1. Field of the Invention
The present industrial invention concerns a device for the detection of the optical parameters of a laser beam.
2. Description of the Related Art
Laser sources are widely employed in different fields: industrial, scientific, medical, etc.
In all applications, in order to obtain a constant work quality, it is very important to detect most of the optical parameters that influence a determined process.
Detection devices generally used only evaluate the average power of the laser beam. Such devices consist of a sensing element that is capable of transforming the incident optical power into an electric signal, that is then adequately displayed.
One of the principles on which such detecting devices are based upon is the calorimetric one, in which a laser beam, incident on an absorbing material internal to the detection device, increases its temperature. Through the use of conventional temperature sensors, as thermopiles, properly applied to the absorber element on the surface opposite to the one hit by the laser beam, the variation in temperature is transformed into a variation of voltage (or current).

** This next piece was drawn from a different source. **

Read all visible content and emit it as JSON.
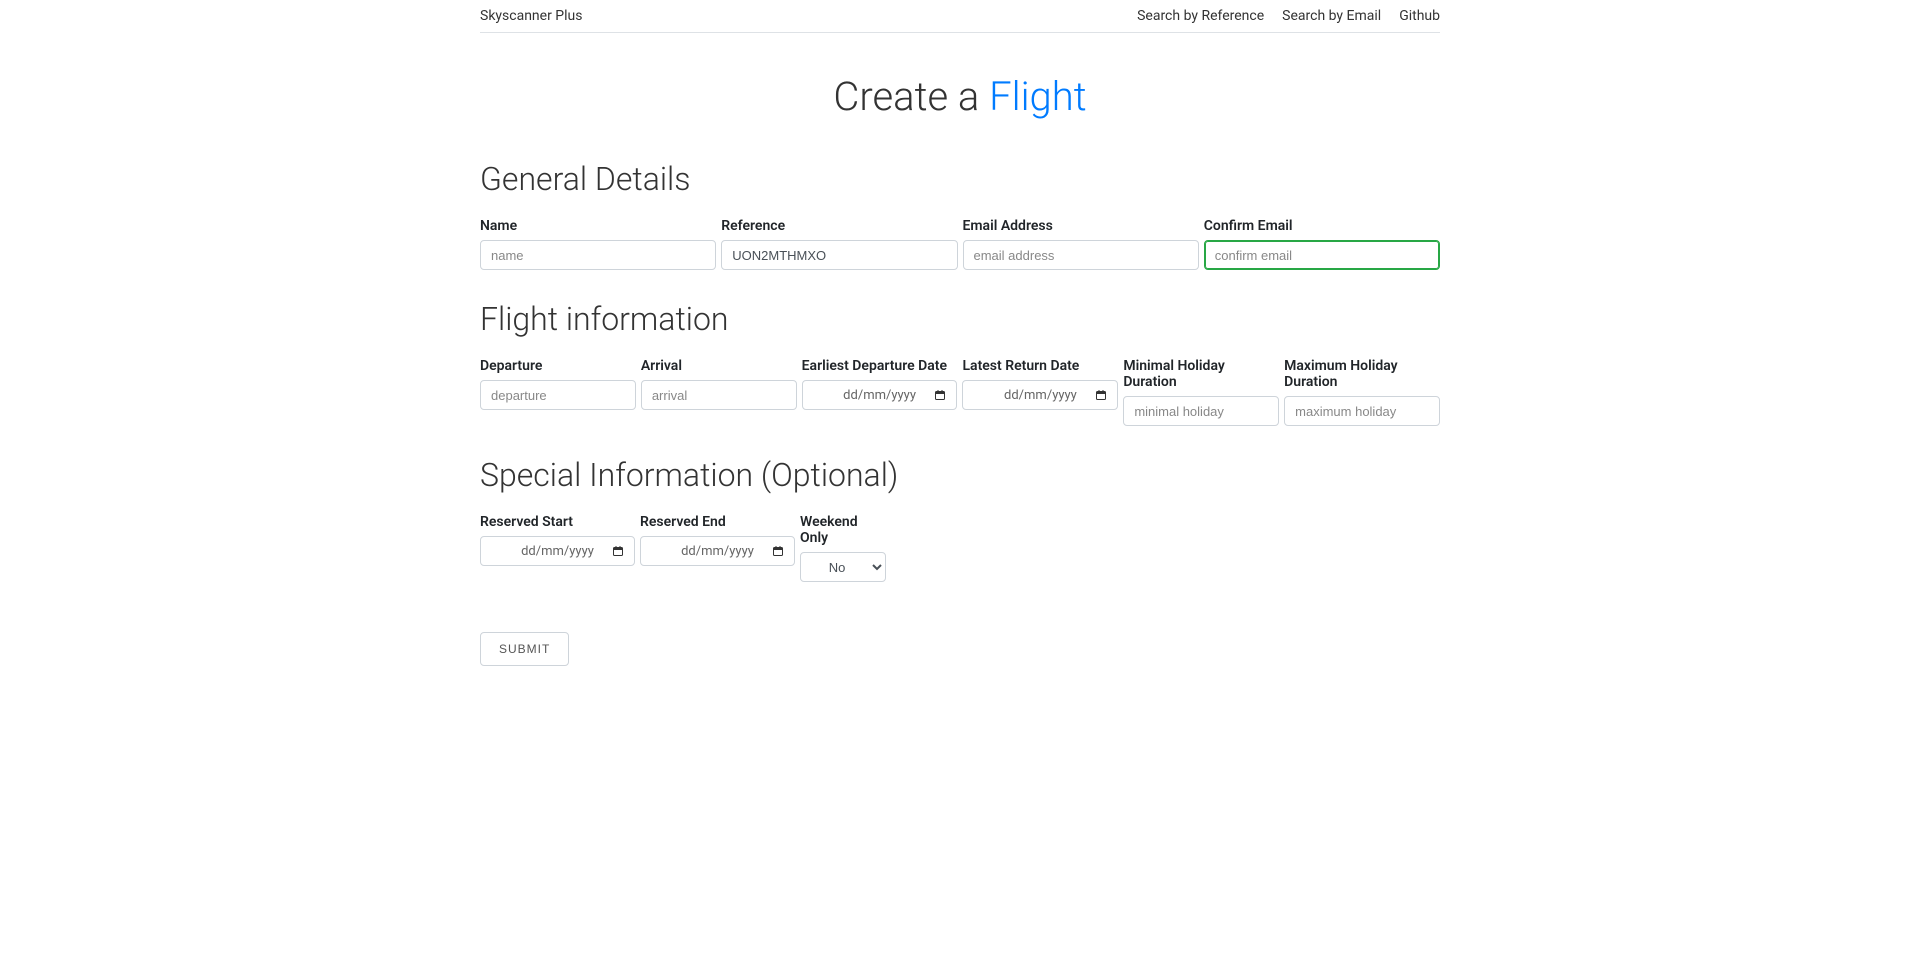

Other known detection devices use a photosensitive element made of a semiconductor material. In this case, the photons of the laser beam hit the photosensitive element that, thus excited, generates an electric signal.

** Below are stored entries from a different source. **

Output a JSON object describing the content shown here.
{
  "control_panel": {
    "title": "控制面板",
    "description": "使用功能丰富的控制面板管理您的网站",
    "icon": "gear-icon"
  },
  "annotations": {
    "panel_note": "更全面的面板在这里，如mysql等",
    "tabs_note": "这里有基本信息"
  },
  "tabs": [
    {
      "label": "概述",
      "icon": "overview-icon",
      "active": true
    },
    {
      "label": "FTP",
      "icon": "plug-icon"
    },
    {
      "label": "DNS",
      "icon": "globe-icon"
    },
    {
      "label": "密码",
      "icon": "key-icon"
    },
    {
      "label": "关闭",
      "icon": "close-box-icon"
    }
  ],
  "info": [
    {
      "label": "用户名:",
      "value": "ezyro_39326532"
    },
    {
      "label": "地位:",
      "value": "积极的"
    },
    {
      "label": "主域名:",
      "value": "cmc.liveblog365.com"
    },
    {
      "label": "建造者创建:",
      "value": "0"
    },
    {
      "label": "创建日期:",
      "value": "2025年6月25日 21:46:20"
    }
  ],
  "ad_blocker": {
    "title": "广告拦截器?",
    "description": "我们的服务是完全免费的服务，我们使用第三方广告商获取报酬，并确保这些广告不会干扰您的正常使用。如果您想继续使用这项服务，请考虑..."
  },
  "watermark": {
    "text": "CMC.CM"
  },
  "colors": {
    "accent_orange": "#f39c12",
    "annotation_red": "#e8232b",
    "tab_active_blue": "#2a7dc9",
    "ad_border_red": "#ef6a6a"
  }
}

The specific type of detection device to be utilised depends on the type of laser source and on its power. For example, a typical detection device for CO2 laser and for high power lasers is the one with thermopile detectors, even if a device of this kind is less sensitive and slower than a semiconductor device.
In industrial applications the device for the detection of the power of a laser beam is generally located behind the high reflectivity mirror of the laser resonant cavity; in other applications, such as the scientific, medical ones etc., said device can also be located along the path of the beam coming from the laser source.

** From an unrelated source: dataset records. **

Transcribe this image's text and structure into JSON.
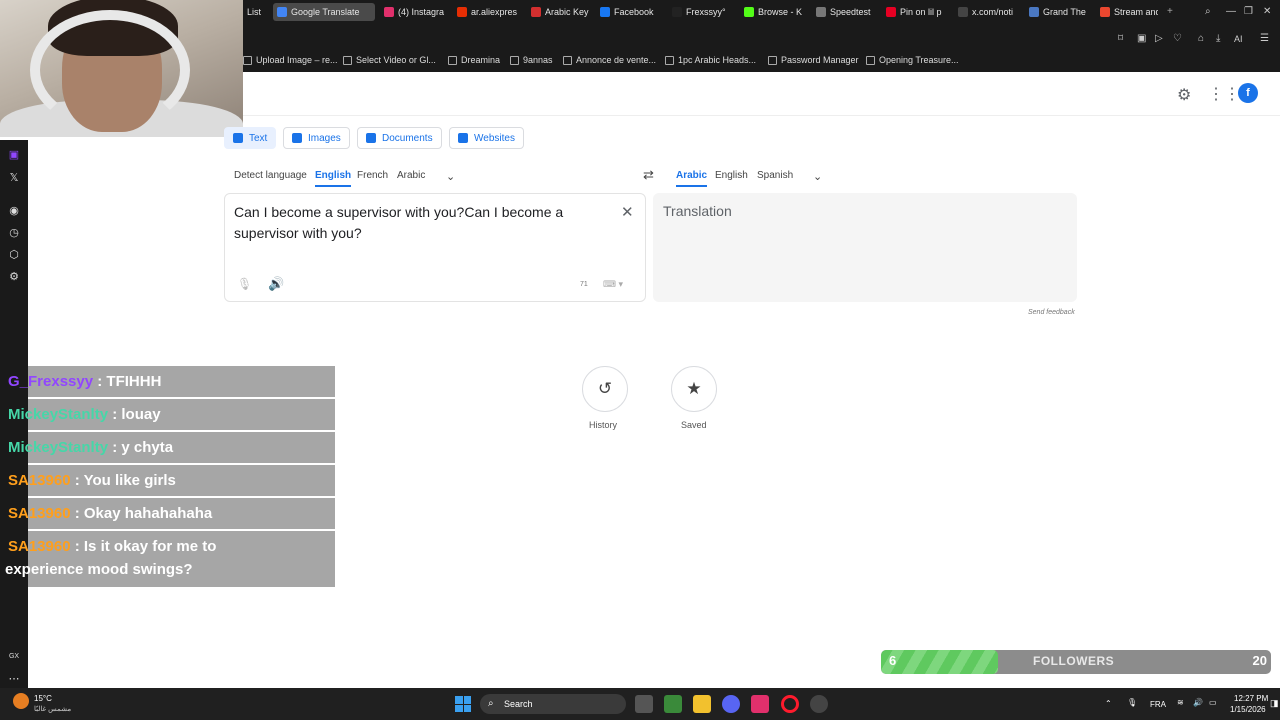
{
  "browser": {
    "tabs": [
      {
        "label": "List",
        "color": "#777777"
      },
      {
        "label": "Google Translate",
        "color": "#4285f4",
        "active": true
      },
      {
        "label": "(4) Instagra",
        "color": "#e1306c"
      },
      {
        "label": "ar.aliexpres",
        "color": "#e62e04"
      },
      {
        "label": "Arabic Key",
        "color": "#d32f2f"
      },
      {
        "label": "Facebook",
        "color": "#1877f2"
      },
      {
        "label": "Frexssyy°",
        "color": "#222222"
      },
      {
        "label": "Browse - K",
        "color": "#53fc18"
      },
      {
        "label": "Speedtest",
        "color": "#777777"
      },
      {
        "label": "Pin on lil p",
        "color": "#e60023"
      },
      {
        "label": "x.com/noti",
        "color": "#444444"
      },
      {
        "label": "Grand The",
        "color": "#4a78c2"
      },
      {
        "label": "Stream and",
        "color": "#e9472f"
      }
    ],
    "bookmarks": [
      "Upload Image – re...",
      "Select Video or Gl...",
      "Dreamina",
      "9annas",
      "Annonce de vente...",
      "1pc Arabic Heads...",
      "Password Manager",
      "Opening Treasure..."
    ],
    "toolbar": {
      "ai_label": "AI"
    }
  },
  "translate": {
    "header": {
      "avatar_letter": "f"
    },
    "modes": [
      {
        "label": "Text",
        "active": true
      },
      {
        "label": "Images"
      },
      {
        "label": "Documents"
      },
      {
        "label": "Websites"
      }
    ],
    "source_langs": [
      "Detect language",
      "English",
      "French",
      "Arabic"
    ],
    "source_selected": "English",
    "target_langs": [
      "Arabic",
      "English",
      "Spanish"
    ],
    "target_selected": "Arabic",
    "source_text": "Can I become a supervisor with you?Can I become a supervisor with you?",
    "char_count": "71",
    "target_placeholder": "Translation",
    "send_feedback": "Send feedback",
    "history_label": "History",
    "saved_label": "Saved"
  },
  "stream": {
    "chat": [
      {
        "user": "G_Frexssyy",
        "text": "TFIHHH",
        "color": "#9146ff"
      },
      {
        "user": "MickeyStanlty",
        "text": "louay",
        "color": "#46d7a8"
      },
      {
        "user": "MickeyStanlty",
        "text": "y chyta",
        "color": "#46d7a8"
      },
      {
        "user": "SA13960",
        "text": "You like girls",
        "color": "#ff9f1c"
      },
      {
        "user": "SA13960",
        "text": "Okay hahahahaha",
        "color": "#ff9f1c"
      },
      {
        "user": "SA13960",
        "text": "Is it okay for me to",
        "text2": "experience mood swings?",
        "color": "#ff9f1c"
      }
    ],
    "followers": {
      "current": "6",
      "label": "FOLLOWERS",
      "goal": "20",
      "progress": 0.3
    }
  },
  "taskbar": {
    "weather_temp": "15°C",
    "weather_desc": "مشمس غالبًا",
    "search": "Search",
    "lang": "FRA",
    "time": "12:27 PM",
    "date": "1/15/2026"
  }
}
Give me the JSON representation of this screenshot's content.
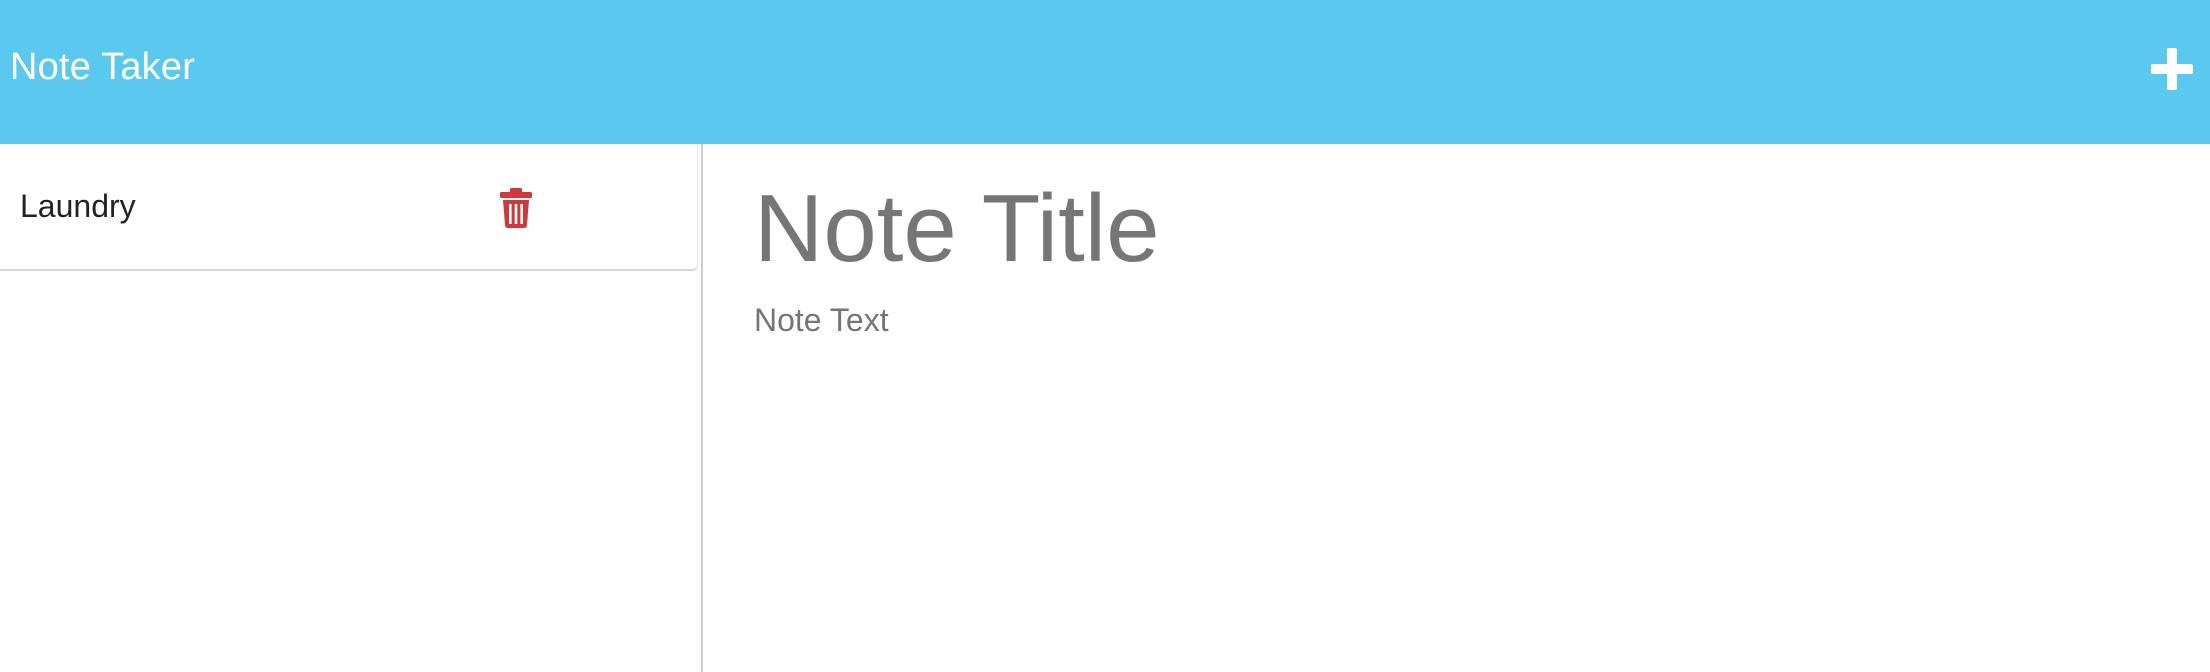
{
  "navbar": {
    "brand": "Note Taker",
    "new_note_icon": "plus-icon"
  },
  "notes": [
    {
      "title": "Laundry",
      "delete_icon": "trash-icon"
    }
  ],
  "editor": {
    "title_placeholder": "Note Title",
    "text_placeholder": "Note Text"
  },
  "colors": {
    "navbar": "#5bc8ee",
    "delete": "#cc3a3d",
    "placeholder": "#767676"
  }
}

In both types of the aforementioned detection devices, the sensing element, made of absorbing material in case of the calorimetric type and of photosensitive material in case of the semiconductor type, can be sectioned into several parts, generally four quadrants, in order to be able to detect, in addition to the average power of the laser beam, also the displacements of the centroid of the intensity distribution of the laser beam itself. Devices of this kind are referred to as "four quadrant devices".
By using any one of the detection devices as described, it is not possible to establish, without an accurate investigation that implies to stop and to inspect visually several components of the system, if possible malfunctions should be attributed to a degeneration of the characteristics of the laser beam being generated or to a deterioration of the optical line external to the laser source itself, which conveys the beam to the working point.